Raducanu: uma campeã entre a diversidade e a exceção

Reprodução/Redes sociais

Restringir a chegada de imigrantes ao Reino Unido esteve no cerne da campanha a favor do Brexit, vitoriosa em 2016. O controle migratório foi o principal argumento daqueles que queriam se divorciar da União Europeia e que flertavam, sem pudor, com a xenofobia. Portanto, quando uma tenista nascida no Canadá, filha de mãe chinesa, de pai romeno e naturalizada britânica vence um Grand Slam, acabando com um jejum de 44 anos, o discurso do “troco” já está pronto.

Foi o que aconteceu com Emma Raducanu, que chegou ao Reino Unido aos 2 anos de idade e conquistou, duas semanas atrás, o US Open, aos 18. Desde 1977, uma representante do Reino Unido não conseguia o feito. O prefeito de Londres, Sadiq Khan, não perdeu tempo. Filho de imigrantes paquistaneses, o político, provavelmente emocionado e relembrando sua própria história de vida, tuitou: “Aqui em Londres, abraçamos e celebramos nossa diversidade. E se você trabalhar duro e conseguir uma mão amiga, você pode conseguir qualquer coisa”. Quase um conto de fadas.

A pergunta, no entanto, é inevitável, por mais hipotética que seja: isso tudo aconteceria se Raducanu não fosse campeã, ou não fosse finalista?

Parece coerente supor que a repercussão seria menor. Logo, a valorização, o respeito e a aceitação do imigrante e do multiculturalismo representados por Raducanu estariam, nesse caso, mais atrelados ao sucesso do que ao que realmente importa: a diversidade em si, o ser humano. E “sucesso” como sinônimo de vencer. Nada menos do que isso.

Usar vitórias de imigrantes e de outros grupos sociais minorizados como exemplo de integração bem-sucedida pode invisibilizar questões que precisam ser debatidas.

A seleção brasileira masculina de futebol na Copa do Mundo de 1938 foi a primeira a dar protagonismo ao País nos gramados. Um time em que, pela primeira vez, negros e brancos atuaram juntos, algo visto corretamente, à época, como um avanço civilizatório. No entanto, as narrativas em torno da característica multiétnica daquela equipe acabaram por transmitir a falsa sensação da existência de igualdade racial no Brasil, o que infelizmente nunca foi alcançado até hoje. Desde então e por muito tempo, o racismo estrutural chegou a ser até negado por aqui.

O mesmo pode se dizer da seleção francesa masculina de futebol em 1998. O título mundial inédito sob o protagonismo de um descendente de argelinos parecia um ponto final nas desavenças entre brancos, negros e árabes ainda oriundas dos tempos da colonização francesa na África. Zidane, porém, não tem super poderes, e menos de dez anos depois, em 2005, uma série de protestos liderados por imigrantes e franceses descendentes de imigrantes nos subúrbios de Paris mostrou que não estava tudo bem.
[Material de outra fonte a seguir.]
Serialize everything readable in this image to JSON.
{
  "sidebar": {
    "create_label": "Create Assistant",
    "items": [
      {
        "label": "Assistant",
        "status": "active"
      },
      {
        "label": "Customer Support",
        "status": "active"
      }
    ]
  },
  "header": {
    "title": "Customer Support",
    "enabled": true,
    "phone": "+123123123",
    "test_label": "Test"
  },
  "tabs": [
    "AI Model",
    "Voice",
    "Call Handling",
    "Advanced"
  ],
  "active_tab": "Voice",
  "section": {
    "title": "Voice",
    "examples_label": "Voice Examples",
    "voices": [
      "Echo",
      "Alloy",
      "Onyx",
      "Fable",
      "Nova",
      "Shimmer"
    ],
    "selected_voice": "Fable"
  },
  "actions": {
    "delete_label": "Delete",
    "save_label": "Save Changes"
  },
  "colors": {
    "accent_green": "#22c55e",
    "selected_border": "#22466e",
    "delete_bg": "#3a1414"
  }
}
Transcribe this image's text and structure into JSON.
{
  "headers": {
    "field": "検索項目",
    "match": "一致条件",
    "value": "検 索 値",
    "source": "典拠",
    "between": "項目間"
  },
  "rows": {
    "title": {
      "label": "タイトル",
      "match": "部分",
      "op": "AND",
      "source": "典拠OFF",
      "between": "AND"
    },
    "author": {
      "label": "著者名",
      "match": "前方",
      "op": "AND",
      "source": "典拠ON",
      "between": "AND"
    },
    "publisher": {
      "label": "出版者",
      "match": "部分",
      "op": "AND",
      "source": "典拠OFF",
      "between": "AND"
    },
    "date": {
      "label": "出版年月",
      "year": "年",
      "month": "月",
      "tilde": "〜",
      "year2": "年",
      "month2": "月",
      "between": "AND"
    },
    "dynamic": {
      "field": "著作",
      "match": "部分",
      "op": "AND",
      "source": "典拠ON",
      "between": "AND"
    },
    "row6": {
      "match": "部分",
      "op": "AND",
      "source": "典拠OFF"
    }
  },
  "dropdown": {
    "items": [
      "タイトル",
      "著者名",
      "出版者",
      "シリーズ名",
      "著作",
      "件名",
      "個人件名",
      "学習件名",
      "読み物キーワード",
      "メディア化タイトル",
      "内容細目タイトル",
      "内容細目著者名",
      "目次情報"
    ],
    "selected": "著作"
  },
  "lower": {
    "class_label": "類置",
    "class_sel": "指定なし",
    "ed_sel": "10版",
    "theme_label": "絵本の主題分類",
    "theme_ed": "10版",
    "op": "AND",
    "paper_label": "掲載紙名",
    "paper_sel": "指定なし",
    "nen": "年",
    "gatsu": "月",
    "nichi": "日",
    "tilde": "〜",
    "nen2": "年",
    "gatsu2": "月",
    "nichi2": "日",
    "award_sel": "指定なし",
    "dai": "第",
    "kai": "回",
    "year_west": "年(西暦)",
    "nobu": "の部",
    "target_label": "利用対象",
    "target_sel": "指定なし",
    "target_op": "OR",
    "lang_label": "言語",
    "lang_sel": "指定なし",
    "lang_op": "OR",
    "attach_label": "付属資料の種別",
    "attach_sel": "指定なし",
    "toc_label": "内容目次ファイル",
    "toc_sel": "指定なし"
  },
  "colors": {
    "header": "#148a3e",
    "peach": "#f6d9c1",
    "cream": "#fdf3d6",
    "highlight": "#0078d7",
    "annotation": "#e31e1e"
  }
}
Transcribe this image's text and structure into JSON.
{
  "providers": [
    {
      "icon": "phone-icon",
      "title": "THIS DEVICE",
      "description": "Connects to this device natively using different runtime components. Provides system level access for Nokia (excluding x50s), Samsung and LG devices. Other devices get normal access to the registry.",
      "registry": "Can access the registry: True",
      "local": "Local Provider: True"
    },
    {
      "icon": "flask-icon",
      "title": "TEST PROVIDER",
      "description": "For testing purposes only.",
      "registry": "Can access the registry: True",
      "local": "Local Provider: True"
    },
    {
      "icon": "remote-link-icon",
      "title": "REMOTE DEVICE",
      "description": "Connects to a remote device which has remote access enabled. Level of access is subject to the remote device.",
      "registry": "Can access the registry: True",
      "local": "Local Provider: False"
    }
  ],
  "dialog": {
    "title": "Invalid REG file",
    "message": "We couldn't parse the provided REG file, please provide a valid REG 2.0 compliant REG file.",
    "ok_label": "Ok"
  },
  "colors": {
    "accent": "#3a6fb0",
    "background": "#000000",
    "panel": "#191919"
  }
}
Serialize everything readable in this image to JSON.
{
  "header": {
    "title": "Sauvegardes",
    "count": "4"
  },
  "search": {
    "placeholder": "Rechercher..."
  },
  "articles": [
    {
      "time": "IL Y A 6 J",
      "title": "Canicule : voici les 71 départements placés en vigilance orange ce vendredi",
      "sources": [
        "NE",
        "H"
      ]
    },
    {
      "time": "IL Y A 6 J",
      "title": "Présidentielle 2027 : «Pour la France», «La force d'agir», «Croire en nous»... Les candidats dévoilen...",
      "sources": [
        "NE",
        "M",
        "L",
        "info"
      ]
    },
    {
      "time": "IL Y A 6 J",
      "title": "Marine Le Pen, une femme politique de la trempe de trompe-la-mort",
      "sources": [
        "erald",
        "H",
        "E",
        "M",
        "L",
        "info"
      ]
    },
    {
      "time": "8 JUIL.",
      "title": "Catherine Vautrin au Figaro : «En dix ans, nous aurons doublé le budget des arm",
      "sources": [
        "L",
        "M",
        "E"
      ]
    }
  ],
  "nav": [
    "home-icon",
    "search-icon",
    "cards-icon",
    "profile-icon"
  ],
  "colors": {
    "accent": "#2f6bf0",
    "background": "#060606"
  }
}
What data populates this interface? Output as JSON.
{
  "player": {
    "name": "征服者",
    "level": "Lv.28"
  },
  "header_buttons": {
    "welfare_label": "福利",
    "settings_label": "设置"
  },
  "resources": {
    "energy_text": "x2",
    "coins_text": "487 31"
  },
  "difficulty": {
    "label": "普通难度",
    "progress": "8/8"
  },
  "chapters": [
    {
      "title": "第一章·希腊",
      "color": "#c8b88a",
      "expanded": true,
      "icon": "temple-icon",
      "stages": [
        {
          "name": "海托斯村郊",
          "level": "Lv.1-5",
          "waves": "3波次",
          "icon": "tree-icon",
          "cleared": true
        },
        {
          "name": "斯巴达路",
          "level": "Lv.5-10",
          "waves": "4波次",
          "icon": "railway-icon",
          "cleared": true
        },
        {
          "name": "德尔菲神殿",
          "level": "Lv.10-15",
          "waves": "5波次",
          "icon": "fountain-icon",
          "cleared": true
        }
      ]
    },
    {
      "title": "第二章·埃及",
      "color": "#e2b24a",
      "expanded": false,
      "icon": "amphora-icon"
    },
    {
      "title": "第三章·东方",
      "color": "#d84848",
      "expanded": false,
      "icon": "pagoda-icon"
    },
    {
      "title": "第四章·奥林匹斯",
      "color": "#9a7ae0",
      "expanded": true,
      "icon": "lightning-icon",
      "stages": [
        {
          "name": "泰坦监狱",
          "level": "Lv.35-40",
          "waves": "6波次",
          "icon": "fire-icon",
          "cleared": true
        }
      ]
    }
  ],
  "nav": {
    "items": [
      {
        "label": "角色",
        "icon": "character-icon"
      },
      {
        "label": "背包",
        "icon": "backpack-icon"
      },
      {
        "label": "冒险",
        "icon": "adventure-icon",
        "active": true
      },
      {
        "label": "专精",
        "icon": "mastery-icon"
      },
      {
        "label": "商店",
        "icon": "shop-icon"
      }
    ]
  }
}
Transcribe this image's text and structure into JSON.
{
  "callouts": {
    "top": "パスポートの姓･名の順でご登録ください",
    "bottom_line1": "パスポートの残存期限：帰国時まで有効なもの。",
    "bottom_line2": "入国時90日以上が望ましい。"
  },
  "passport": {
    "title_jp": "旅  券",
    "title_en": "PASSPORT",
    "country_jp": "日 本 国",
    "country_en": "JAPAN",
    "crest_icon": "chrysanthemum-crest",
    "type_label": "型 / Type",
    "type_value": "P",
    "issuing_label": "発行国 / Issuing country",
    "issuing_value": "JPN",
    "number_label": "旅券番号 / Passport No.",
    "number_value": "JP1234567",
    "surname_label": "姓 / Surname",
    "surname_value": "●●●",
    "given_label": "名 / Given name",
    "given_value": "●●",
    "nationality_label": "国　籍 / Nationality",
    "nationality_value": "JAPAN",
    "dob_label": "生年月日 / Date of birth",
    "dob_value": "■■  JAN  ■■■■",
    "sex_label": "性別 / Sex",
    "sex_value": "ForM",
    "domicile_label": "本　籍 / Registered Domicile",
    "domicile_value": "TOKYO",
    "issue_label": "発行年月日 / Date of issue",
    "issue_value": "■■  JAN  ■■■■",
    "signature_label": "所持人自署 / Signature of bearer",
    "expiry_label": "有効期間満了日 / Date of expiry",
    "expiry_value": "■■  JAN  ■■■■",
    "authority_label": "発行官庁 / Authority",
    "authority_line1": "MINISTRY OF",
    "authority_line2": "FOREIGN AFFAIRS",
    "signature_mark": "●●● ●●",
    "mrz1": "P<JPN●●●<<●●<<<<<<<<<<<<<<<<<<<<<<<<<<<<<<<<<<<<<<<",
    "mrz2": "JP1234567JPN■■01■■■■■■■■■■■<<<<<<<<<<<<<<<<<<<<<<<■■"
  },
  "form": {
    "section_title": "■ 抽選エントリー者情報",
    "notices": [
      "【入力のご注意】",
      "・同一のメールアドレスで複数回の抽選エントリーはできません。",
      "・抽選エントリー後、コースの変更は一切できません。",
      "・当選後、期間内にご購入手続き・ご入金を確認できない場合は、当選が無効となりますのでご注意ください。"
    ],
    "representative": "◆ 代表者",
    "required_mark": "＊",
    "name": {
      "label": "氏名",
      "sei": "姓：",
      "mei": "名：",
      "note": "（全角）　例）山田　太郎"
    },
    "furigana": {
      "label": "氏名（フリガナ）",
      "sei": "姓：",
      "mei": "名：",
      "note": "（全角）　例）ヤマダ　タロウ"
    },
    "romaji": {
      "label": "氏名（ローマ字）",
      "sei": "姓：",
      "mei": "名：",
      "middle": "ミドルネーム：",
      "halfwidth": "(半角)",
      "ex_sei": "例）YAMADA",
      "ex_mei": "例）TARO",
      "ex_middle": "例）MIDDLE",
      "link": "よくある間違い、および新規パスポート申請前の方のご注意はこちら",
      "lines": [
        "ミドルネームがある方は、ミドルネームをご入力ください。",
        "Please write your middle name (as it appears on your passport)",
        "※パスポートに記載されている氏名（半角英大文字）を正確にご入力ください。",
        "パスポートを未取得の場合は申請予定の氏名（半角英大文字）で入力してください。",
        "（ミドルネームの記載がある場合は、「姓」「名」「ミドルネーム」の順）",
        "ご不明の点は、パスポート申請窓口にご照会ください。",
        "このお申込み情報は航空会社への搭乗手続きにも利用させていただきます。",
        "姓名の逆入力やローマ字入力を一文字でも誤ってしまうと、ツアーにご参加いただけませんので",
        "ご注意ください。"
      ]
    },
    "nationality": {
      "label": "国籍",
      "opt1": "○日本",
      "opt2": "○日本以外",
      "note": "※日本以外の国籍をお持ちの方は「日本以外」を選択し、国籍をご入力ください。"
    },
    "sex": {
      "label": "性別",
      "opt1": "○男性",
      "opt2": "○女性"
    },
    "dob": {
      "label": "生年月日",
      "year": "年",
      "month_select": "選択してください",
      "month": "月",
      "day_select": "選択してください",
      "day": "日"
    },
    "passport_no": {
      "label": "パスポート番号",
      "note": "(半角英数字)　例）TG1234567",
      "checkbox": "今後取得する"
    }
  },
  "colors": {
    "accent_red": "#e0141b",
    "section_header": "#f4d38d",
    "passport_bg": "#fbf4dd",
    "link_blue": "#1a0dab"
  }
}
É esta reflexão que deve ser feita quando Raducanu ou a seleção multiétnica francesa vencem: seus pares imigrantes e descendentes estão bem? Terão eles oportunidades para, de fato, fazerem o mesmo que Zidane e Raducanu? Ou a idolatria é apenas fruto de casos isolados e esporádicos? Refletir perante essas indagações é o primeiro passo para políticas e comportamentos que, de fato, promovam a inclusão.

Da mesma forma, até que ponto a própria tenista deseja “carregar” essa associação com a diversidade? É preciso estar atento ao que se coloca nos ombros dos atletas, ainda mais em início de carreira. Afinal, o foco deve ser na própria afirmação de Raducanu no tênis ou em qualquer causa que ela representa? Ídolos, como o heptacampeão de Fórmula 1 Lewis Hamilton, se sentem muito confortáveis em debater abertamente questões sociais, mas é importante lembrar que posicionamentos dessa natureza aconteceram de forma frequente somente após o piloto ter uma carreira sólida, em que não mais precisava provar nada a ninguém. Por outro lado, Simone Biles e sua experiência nos Jogos Olímpicos de Tóquio mostram o fardo de lidar com cobranças além da performance esportiva.

Esses são dilemas para os quais nem Raducanu tenha respostas ainda. No entanto, as redes sociais da tenista são um indício. Na “Bio”, a atleta apenas colocou as cidades que fazem parte da sua história: Londres (onde vive), Toronto (onde nasceu), Bucareste (origem do pai romeno) e Shenyang (lar da mãe chinesa). Nada de “tenista”; nada de “campeã de Grand Slam”. Talvez seja “apenas” isso que Raducanu espera: ser vista e respeitada como ser humano por onde passar pelo mundo, independentemente de ter títulos ou não nas quadras.